Event Recording

"That’s Not Fair!": Detecting Algorithmic Bias with Open-Source Tools

Name: "That’s Not Fair!": Detecting Algorithmic Bias with Open-Source Tools
Uploaded: 2021-09-15T12:00:00+02:00
Duration: 22 min 44 s

Mike Kiser

Director, Strategy and Standards

SailPoint

Posted on Sep 15, 2021

The harm that the misuse of AI/ML can have is obvious, from the ProPublica Recidivism piece from 2016 to the latest discovery of bias in facial recognition classifiers by Joy Buolamwini.

The need for tools to use AI/ML ethically is concentrated in two particular areas: transparency and fairness. Transparency involves knowing why an ML system came to the conclusion that it did—something that is essential if we are to identity bias. In some forms of ML, this is difficult. We’ll cover two tools to assist with transparency: LIME and SHAP. We’ll highlight where each of these tools performs well and poorly, and provide recommendations for utilizing them in unison where appropriate.

Once transparency is established, we’ll pause to evaluate potential sources of bias that would affect the fairness of a particular algorithm. Here the number of tools available is far-reaching. We’ll start with an explanation of bias metrics, explaining the roles that true/false positives and true/false negatives play in calculating various accuracy metrics. The basics of fairness established, then we will explore various tools used against a few, publicly available sample ML implementations.

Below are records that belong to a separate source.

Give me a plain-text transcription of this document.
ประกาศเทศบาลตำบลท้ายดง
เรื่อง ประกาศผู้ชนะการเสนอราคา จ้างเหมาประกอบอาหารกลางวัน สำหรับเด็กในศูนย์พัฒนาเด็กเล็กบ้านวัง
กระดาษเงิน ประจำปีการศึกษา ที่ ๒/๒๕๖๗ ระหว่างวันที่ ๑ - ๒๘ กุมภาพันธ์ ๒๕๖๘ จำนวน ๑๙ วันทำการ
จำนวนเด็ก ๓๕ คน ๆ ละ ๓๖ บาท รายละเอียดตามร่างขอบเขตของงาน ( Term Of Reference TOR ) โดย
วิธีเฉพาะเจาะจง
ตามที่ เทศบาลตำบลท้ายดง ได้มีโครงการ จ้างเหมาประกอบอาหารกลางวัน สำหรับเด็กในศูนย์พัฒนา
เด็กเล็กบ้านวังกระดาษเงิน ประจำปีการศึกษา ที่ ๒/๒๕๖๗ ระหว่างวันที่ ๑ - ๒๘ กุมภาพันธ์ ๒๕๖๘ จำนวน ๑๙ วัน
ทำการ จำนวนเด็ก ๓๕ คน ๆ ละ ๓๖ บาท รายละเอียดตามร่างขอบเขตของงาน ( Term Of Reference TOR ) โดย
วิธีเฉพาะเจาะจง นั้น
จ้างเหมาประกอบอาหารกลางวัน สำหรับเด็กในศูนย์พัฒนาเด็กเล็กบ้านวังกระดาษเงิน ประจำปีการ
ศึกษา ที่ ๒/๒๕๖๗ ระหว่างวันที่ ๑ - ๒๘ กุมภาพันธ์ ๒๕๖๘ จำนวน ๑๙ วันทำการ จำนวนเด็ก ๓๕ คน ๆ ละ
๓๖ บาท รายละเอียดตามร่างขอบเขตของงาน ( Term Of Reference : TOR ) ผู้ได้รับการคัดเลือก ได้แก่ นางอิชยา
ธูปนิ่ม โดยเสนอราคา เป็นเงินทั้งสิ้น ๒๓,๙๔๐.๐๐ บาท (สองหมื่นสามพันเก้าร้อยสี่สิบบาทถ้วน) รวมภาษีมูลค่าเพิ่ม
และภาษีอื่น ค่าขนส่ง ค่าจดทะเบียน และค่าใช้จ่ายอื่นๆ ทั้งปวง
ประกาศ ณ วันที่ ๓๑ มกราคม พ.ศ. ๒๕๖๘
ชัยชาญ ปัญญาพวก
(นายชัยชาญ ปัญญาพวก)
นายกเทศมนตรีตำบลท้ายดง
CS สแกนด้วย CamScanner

Tools in this review will include: Aequitas, AIF360, Audit-AI, FairML, Fairness Comparison, Fairness Measures, FairTest, Themis™, and Themis-ML. We’ll compare these tools, providing recommendations on their usage and profiling their strengths and weaknesses.

Mike Kiser, Senior Identity Strategist, SailPoint

Video Description

The harm that the misuse of AI/ML can have is obvious, from the ProPublica Recidivism piece from 2016 to the latest discovery of bias in facial recognition classifiers by Joy Buolamwini.

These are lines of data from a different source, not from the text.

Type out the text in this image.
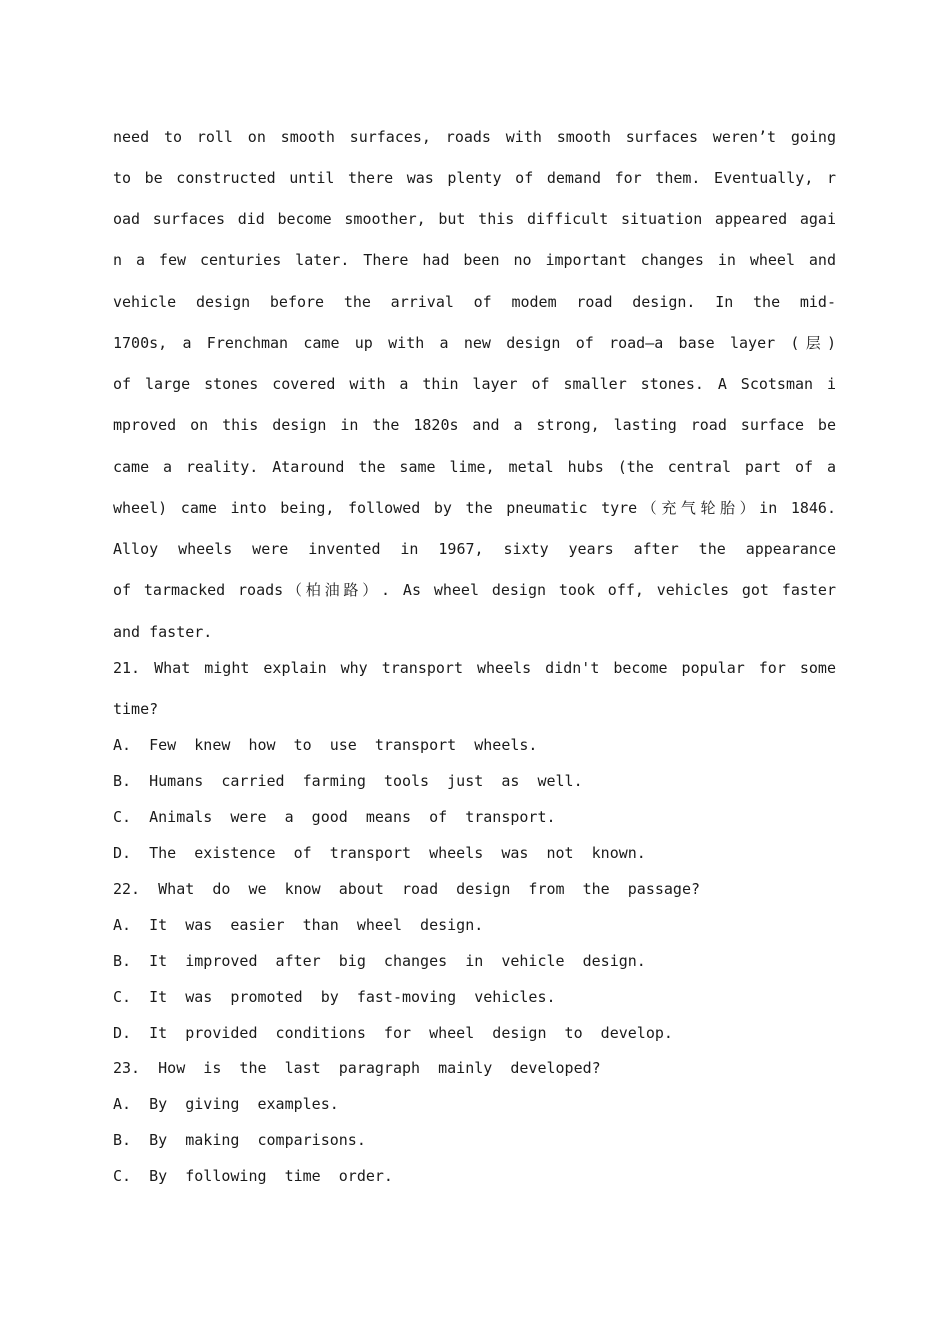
need to roll on smooth surfaces, roads with smooth surfaces weren’t going
to be constructed until there was plenty of demand for them. Eventually, r
oad surfaces did become smoother, but this difficult situation appeared agai
n a few centuries later. There had been no important changes in wheel and
vehicle design before the arrival of modem road design. In the mid-
1700s, a Frenchman came up with a new design of road—a base layer (层)
of large stones covered with a thin layer of smaller stones. A Scotsman i
mproved on this design in the 1820s and a strong, lasting road surface be
came a reality. Ataround the same lime, metal hubs (the central part of a
wheel) came into being, followed by the pneumatic tyre（充气轮胎）in 1846.
Alloy wheels were invented in 1967, sixty years after the appearance
of tarmacked roads（柏油路）. As wheel design took off, vehicles got faster
and faster.
21. What might explain why transport wheels didn't become popular for some
time?
A.  Few  knew  how  to  use  transport  wheels.
B.  Humans  carried  farming  tools  just  as  well.
C.  Animals  were  a  good  means  of  transport.
D.  The  existence  of  transport  wheels  was  not  known.
22.  What  do  we  know  about  road  design  from  the  passage?
A.  It  was  easier  than  wheel  design.
B.  It  improved  after  big  changes  in  vehicle  design.
C.  It  was  promoted  by  fast-moving  vehicles.
D.  It  provided  conditions  for  wheel  design  to  develop.
23.  How  is  the  last  paragraph  mainly  developed?
A.  By  giving  examples.
B.  By  making  comparisons.
C.  By  following  time  order.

Mike Kiser, Senior Identity Strategist, SailPoint

Show Transcript

In late 2017, Tara Simmonds stood before the Washington state Supreme court and asked them to allow her to become a lawyer. She was an ex drug addict, the daughter of ex addicts herself, and she had been convicted and sentenced to number of years in jail in the United States. After that, however, she went to law school recovered her, her footing. If you will graduated at the top of her law school, but the Washington state law board denied her the right to become a lawyer.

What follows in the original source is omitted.